You know, I hate the word "blouse." I always have. As a person of the female gender I am supposed to refer to certain of my torso-covering garments as "blouses" but since I hate that word I never do. I have t-shirts and shirts but I don't have "blouses." (I don't care much for the word "top" either. It sounds like an adjective looking for a noun.) Anyway, chalk this up to Reason No. 4571 why I would never have made it in the military .
(Via Meryl Yourish.)
Posted by Andrea Harris at July 7, 2003 12:31 AMI have always been under the impression that somehow a "blouse" was differentiated by a shirt because it's somehow poofier and looser and cut slightly differently.
I have also read about men wearing blouses in other cultures. Which, once again, never left me quite certain as to what the difference was, except I assumed it must be looser and poofier or something.
So, you know, women wear shirts or blouses, depending on what they feel like wearing. A shirt's a shirt and a blouse is a blouse.
Am I just all wrong here?
Posted by: Dean Esmay at July 7, 2003 at 06:00 AMTo further your confusion, there are TWO military useages of the word "blouse";
1) The "coat" of the Class A uniform [the one with the shiny buttons]

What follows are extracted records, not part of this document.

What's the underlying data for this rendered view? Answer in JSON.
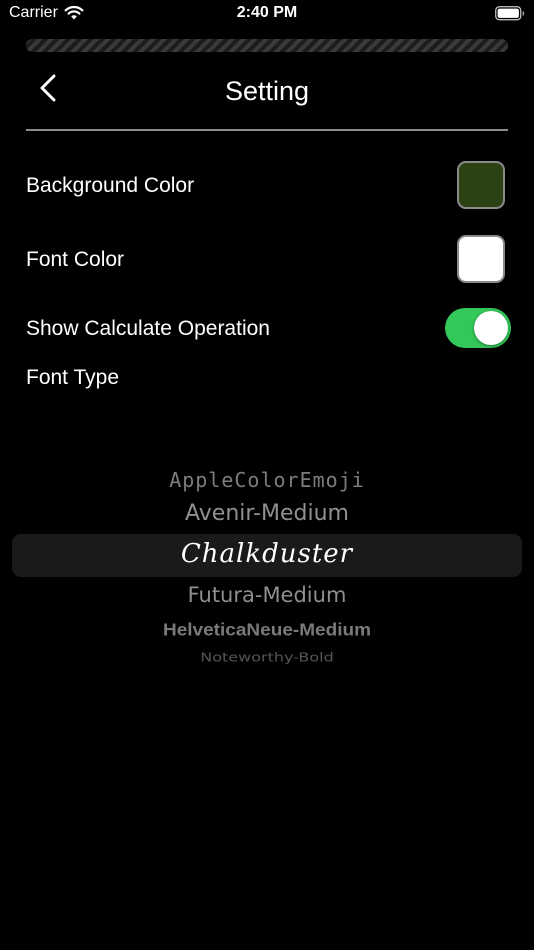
{
  "status_bar": {
    "carrier": "Carrier",
    "time": "2:40 PM",
    "wifi_icon": "wifi-icon",
    "battery_icon": "battery-icon"
  },
  "header": {
    "title": "Setting",
    "back_icon": "chevron-left-icon"
  },
  "settings": {
    "background_color": {
      "label": "Background Color",
      "value": "#2b4214"
    },
    "font_color": {
      "label": "Font Color",
      "value": "#ffffff"
    },
    "show_calculate_operation": {
      "label": "Show Calculate Operation",
      "enabled": true,
      "toggle_color": "#34c759"
    },
    "font_type": {
      "label": "Font Type",
      "selected": "Chalkduster",
      "options": [
        "AppleColorEmoji",
        "Avenir-Medium",
        "Chalkduster",
        "Futura-Medium",
        "HelveticaNeue-Medium",
        "Noteworthy-Bold"
      ]
    }
  }
}
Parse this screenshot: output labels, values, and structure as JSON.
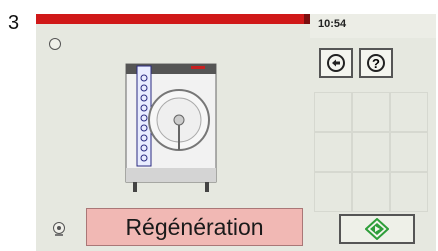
{
  "step_number": "3",
  "status": {
    "time": "10:54"
  },
  "nav": {
    "back_icon": "circle-arrow-left-icon",
    "help_icon": "circle-question-icon",
    "help_glyph": "?"
  },
  "main": {
    "action_label": "Régénération"
  },
  "footer": {
    "start_icon": "green-diamond-start-icon"
  },
  "colors": {
    "accent_red": "#d01818",
    "button_pink": "#f1b8b4",
    "start_green": "#2e9e3a",
    "panel_bg": "#e6e8e0"
  }
}
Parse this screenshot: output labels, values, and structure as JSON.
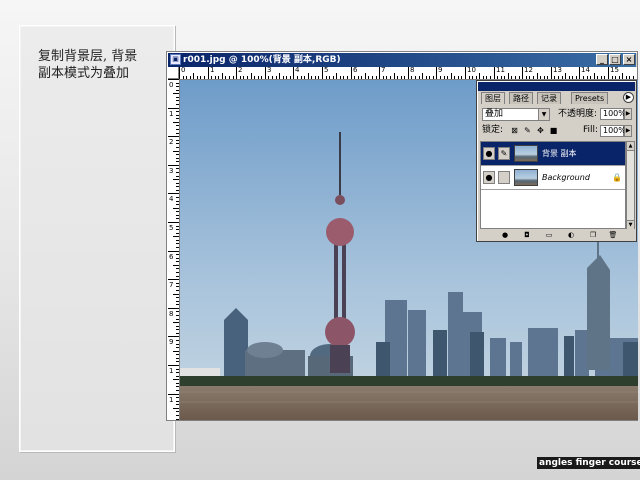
{
  "note": {
    "line1": "复制背景层, 背景",
    "line2": "副本模式为叠加"
  },
  "window": {
    "title": "r001.jpg @ 100%(背景 副本,RGB)",
    "controls": [
      "_",
      "□",
      "×"
    ],
    "ruler_top_ticks": [
      "0",
      "1",
      "2",
      "3",
      "4",
      "5",
      "6",
      "7",
      "8",
      "9",
      "10",
      "11",
      "12",
      "13",
      "14",
      "15"
    ],
    "ruler_left_ticks": [
      "0",
      "1",
      "2",
      "3",
      "4",
      "5",
      "6",
      "7",
      "8",
      "9",
      "1",
      "1"
    ]
  },
  "palette": {
    "tabs": [
      "图层",
      "路径",
      "记录",
      "Presets"
    ],
    "blend_mode": "叠加",
    "opacity_label": "不透明度:",
    "opacity_value": "100%",
    "lock_label": "锁定:",
    "fill_label": "Fill:",
    "fill_value": "100%",
    "layers": [
      {
        "name": "背景 副本",
        "selected": true
      },
      {
        "name": "Background",
        "selected": false
      }
    ]
  },
  "credit": "angles finger course",
  "colors": {
    "titlebar": "#0a246a",
    "selection": "#0a246a",
    "chrome": "#d4d0c8"
  }
}
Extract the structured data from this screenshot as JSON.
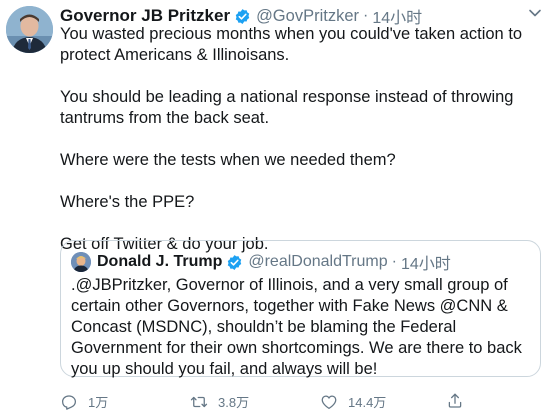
{
  "tweet": {
    "author_name": "Governor JB Pritzker",
    "author_handle": "@GovPritzker",
    "separator": "·",
    "time": "14小时",
    "paragraphs": [
      "You wasted precious months when you could've taken action to protect Americans & Illinoisans.",
      "You should be leading a national response instead of throwing tantrums from the back seat.",
      "Where were the tests when we needed them?",
      "Where's the PPE?",
      "Get off Twitter & do your job."
    ]
  },
  "quoted": {
    "author_name": "Donald J. Trump",
    "author_handle": "@realDonaldTrump",
    "separator": "·",
    "time": "14小时",
    "text": ".@JBPritzker, Governor of Illinois, and a very small group of certain other Governors, together with Fake News @CNN & Concast (MSDNC), shouldn’t be blaming the Federal Government for their own shortcomings. We are there to back you up should you fail, and always will be!"
  },
  "actions": {
    "reply_count": "1万",
    "retweet_count": "3.8万",
    "like_count": "14.4万"
  },
  "colors": {
    "verified": "#1da1f2",
    "secondary_text": "#657786",
    "border": "#ccd6dd"
  },
  "icons": [
    "verified-badge-icon",
    "chevron-down-icon",
    "reply-icon",
    "retweet-icon",
    "like-icon",
    "share-icon"
  ]
}
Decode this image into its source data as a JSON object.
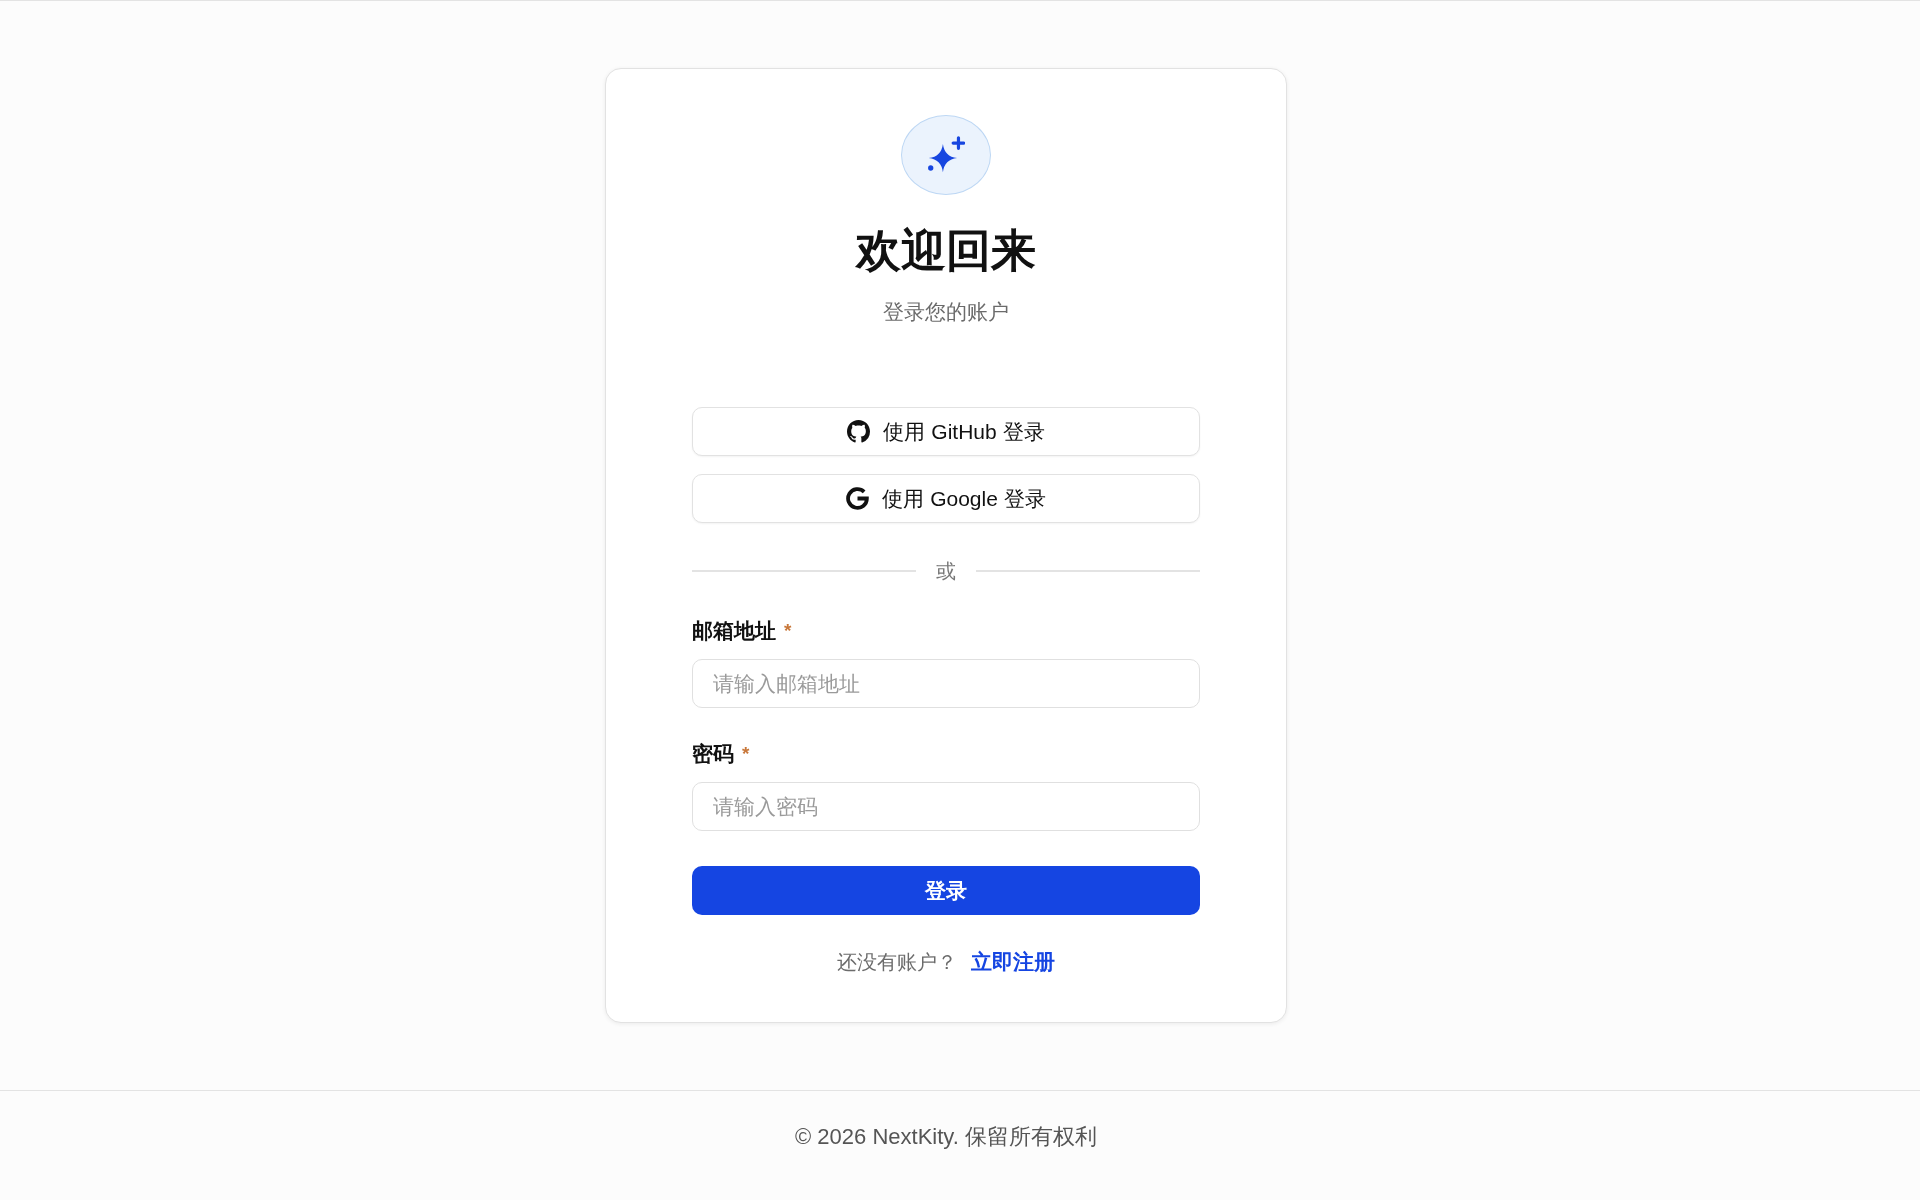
{
  "header": {
    "title": "欢迎回来",
    "subtitle": "登录您的账户"
  },
  "social_buttons": [
    {
      "kind": "github",
      "label": "使用 GitHub 登录"
    },
    {
      "kind": "google",
      "label": "使用 Google 登录"
    }
  ],
  "divider": {
    "label": "或"
  },
  "fields": [
    {
      "label": "邮箱地址",
      "required_mark": "*",
      "placeholder": "请输入邮箱地址"
    },
    {
      "label": "密码",
      "required_mark": "*",
      "placeholder": "请输入密码"
    }
  ],
  "submit_button": {
    "label": "登录"
  },
  "register_prompt": {
    "text": "还没有账户？",
    "link": "立即注册"
  },
  "footer": {
    "text": "© 2026 NextKity. 保留所有权利"
  }
}
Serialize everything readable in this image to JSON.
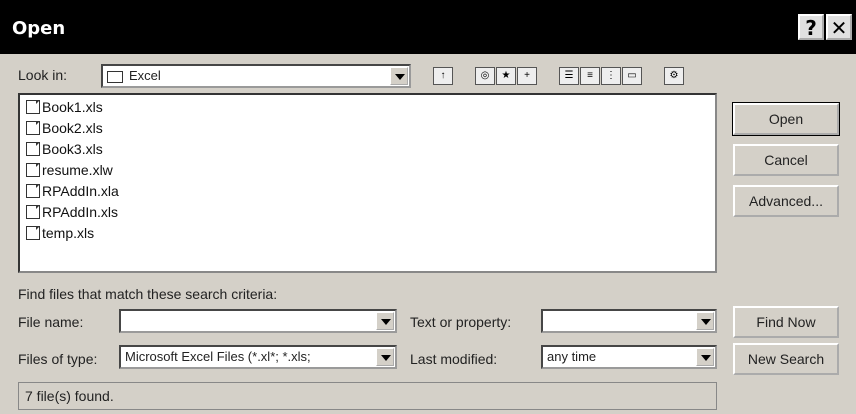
{
  "window": {
    "title": "Open",
    "help_glyph": "?",
    "close_glyph": "✕"
  },
  "lookin": {
    "label": "Look in:",
    "value": "Excel"
  },
  "files": [
    "Book1.xls",
    "Book2.xls",
    "Book3.xls",
    "resume.xlw",
    "RPAddIn.xla",
    "RPAddIn.xls",
    "temp.xls"
  ],
  "buttons": {
    "open": "Open",
    "cancel": "Cancel",
    "advanced": "Advanced...",
    "find_now": "Find Now",
    "new_search": "New Search"
  },
  "search": {
    "criteria_heading": "Find files that match these search criteria:",
    "file_name_label": "File name:",
    "file_name_value": "",
    "files_of_type_label": "Files of type:",
    "files_of_type_value": "Microsoft Excel Files (*.xl*; *.xls;",
    "text_property_label": "Text or property:",
    "text_property_value": "",
    "last_modified_label": "Last modified:",
    "last_modified_value": "any time"
  },
  "status": "7 file(s) found."
}
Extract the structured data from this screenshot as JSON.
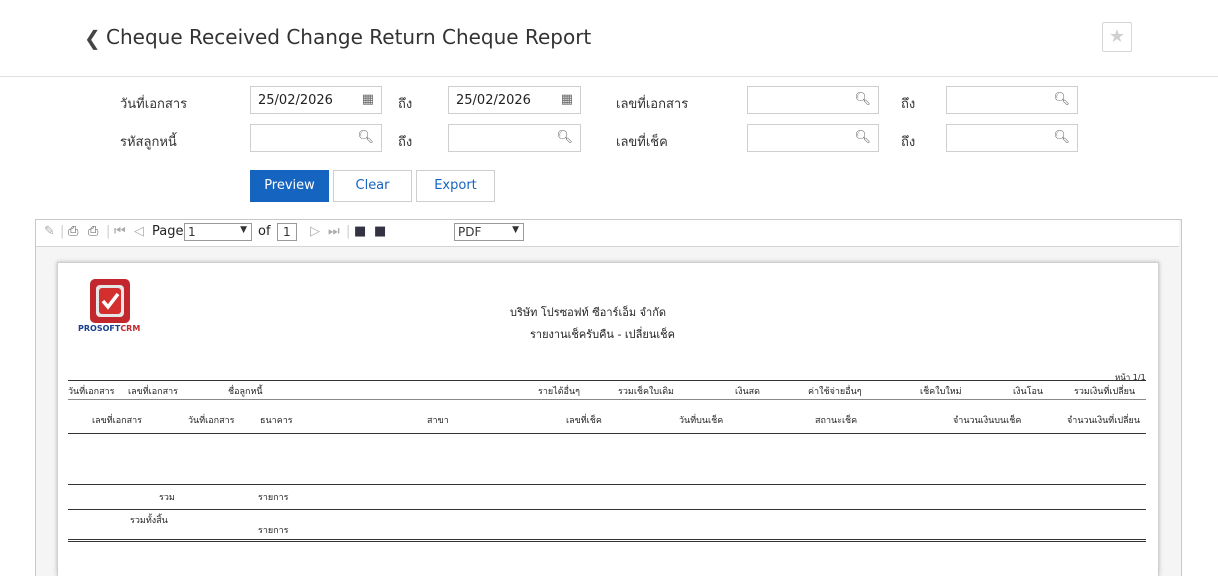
{
  "header": {
    "back_icon": "chevron-left-icon",
    "title": "Cheque Received Change Return Cheque Report",
    "star_icon": "star-icon"
  },
  "form": {
    "doc_date_label": "วันที่เอกสาร",
    "doc_date_from": "25/02/2026",
    "doc_date_to": "25/02/2026",
    "to_label": "ถึง",
    "doc_no_label": "เลขที่เอกสาร",
    "debtor_code_label": "รหัสลูกหนี้",
    "cheque_no_label": "เลขที่เช็ค",
    "calendar_icon": "calendar-icon",
    "search_icon": "search-icon"
  },
  "buttons": {
    "preview": "Preview",
    "clear": "Clear",
    "export": "Export"
  },
  "toolbar": {
    "page_label": "Page",
    "page_value": "1",
    "of_label": "of",
    "total_pages": "1",
    "format": "PDF"
  },
  "report": {
    "company": "บริษัท โปรซอฟท์ ซีอาร์เอ็ม จำกัด",
    "report_title": "รายงานเช็ครับคืน - เปลี่ยนเช็ค",
    "logo_text_a": "PROSOFT",
    "logo_text_b": "CRM",
    "page_info": "หน้า 1/1",
    "header1": [
      "วันที่เอกสาร",
      "เลขที่เอกสาร",
      "ชื่อลูกหนี้",
      "รายได้อื่นๆ",
      "รวมเช็คใบเดิม",
      "เงินสด",
      "ค่าใช้จ่ายอื่นๆ",
      "เช็คใบใหม่",
      "เงินโอน",
      "รวมเงินที่เปลี่ยน"
    ],
    "header2": [
      "เลขที่เอกสาร",
      "วันที่เอกสาร",
      "ธนาคาร",
      "สาขา",
      "เลขที่เช็ค",
      "วันที่บนเช็ค",
      "สถานะเช็ค",
      "จำนวนเงินบนเช็ค",
      "จำนวนเงินที่เปลี่ยน"
    ],
    "sum_label": "รวม",
    "sum_items": "รายการ",
    "grand_label": "รวมทั้งสิ้น",
    "grand_items": "รายการ"
  }
}
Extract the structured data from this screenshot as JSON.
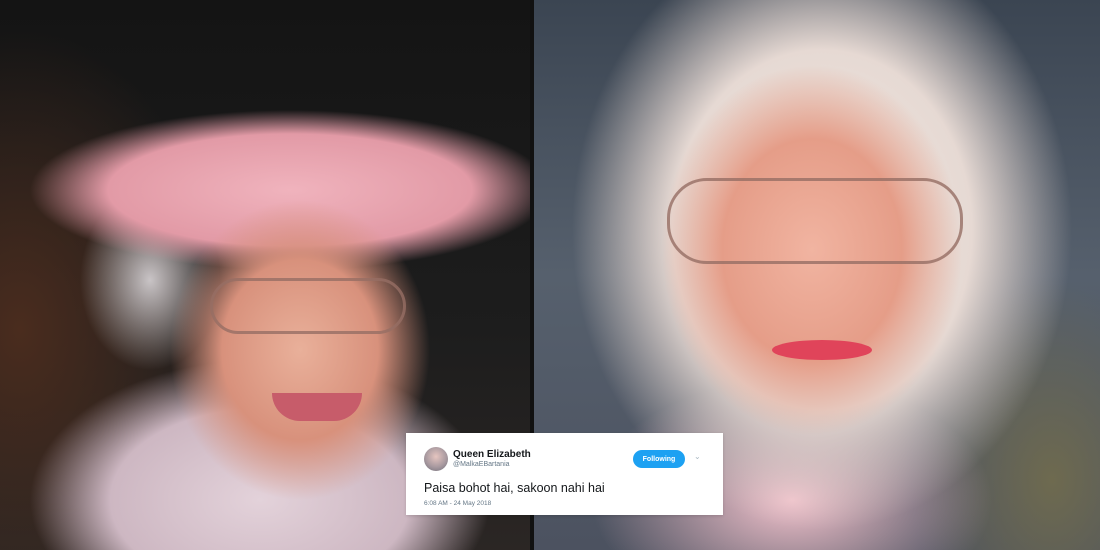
{
  "tweet": {
    "name": "Queen Elizabeth",
    "handle": "@MalkaEBartania",
    "follow_label": "Following",
    "text": "Paisa bohot hai, sakoon nahi hai",
    "timestamp": "6:08 AM - 24 May 2018",
    "menu_icon": "chevron-down-icon"
  },
  "colors": {
    "follow_button": "#1da1f2",
    "card_background": "#ffffff",
    "text_primary": "#14171a",
    "text_secondary": "#657786"
  }
}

2) The act of stuffing your trousers into your boot-tops. This is normally done to the Battle dress Uniform [BDU], unless you are a paratrooper, in which case you can blouse the trousers of your class A green uniform [which when worn without its blouse, becomes the Class B uniform]
After 27 years it seems so simple . . .
Posted by: OldFan at July 7, 2003 at 07:16 AMI have always thought of blouses as being more dressy - silky, lacy, ruffley, etc. And real men don't wear blouses. What the heck is the matter with the military anyway. I know they have a language all their own but "blouse"? SHEESH!
Posted by: Lynn S at July 7, 2003 at 09:59 AMIf you read 19th Century writings, they use the word for men and women's clothing. The usage for womens' clothing only seems to have started in the 20th Century.
Posted by: Dark Avenger at July 7, 2003 at 12:43 PMAnd 'blouse' is Aus/NZ slang for either a) a woman, b) an effeminate man or c) a gay man. As in the question "What are ya - a shirt or a blouse?"
Posted by: Steven Chapman at July 7, 2003 at 06:39 PMAs someone who considers spice to be the obvious plural of spouse (based only on very limited experience), I also tend to use blice as the plural of blouse.
Posted by: triticale at July 8, 2003 at 03:52 PMDon't women's blouses have the buttons on the opposite side of men's shirts?
Posted by: Val at July 8, 2003 at 06:56 PMVal: all men's and women's clothes with buttons have them on opposite sides.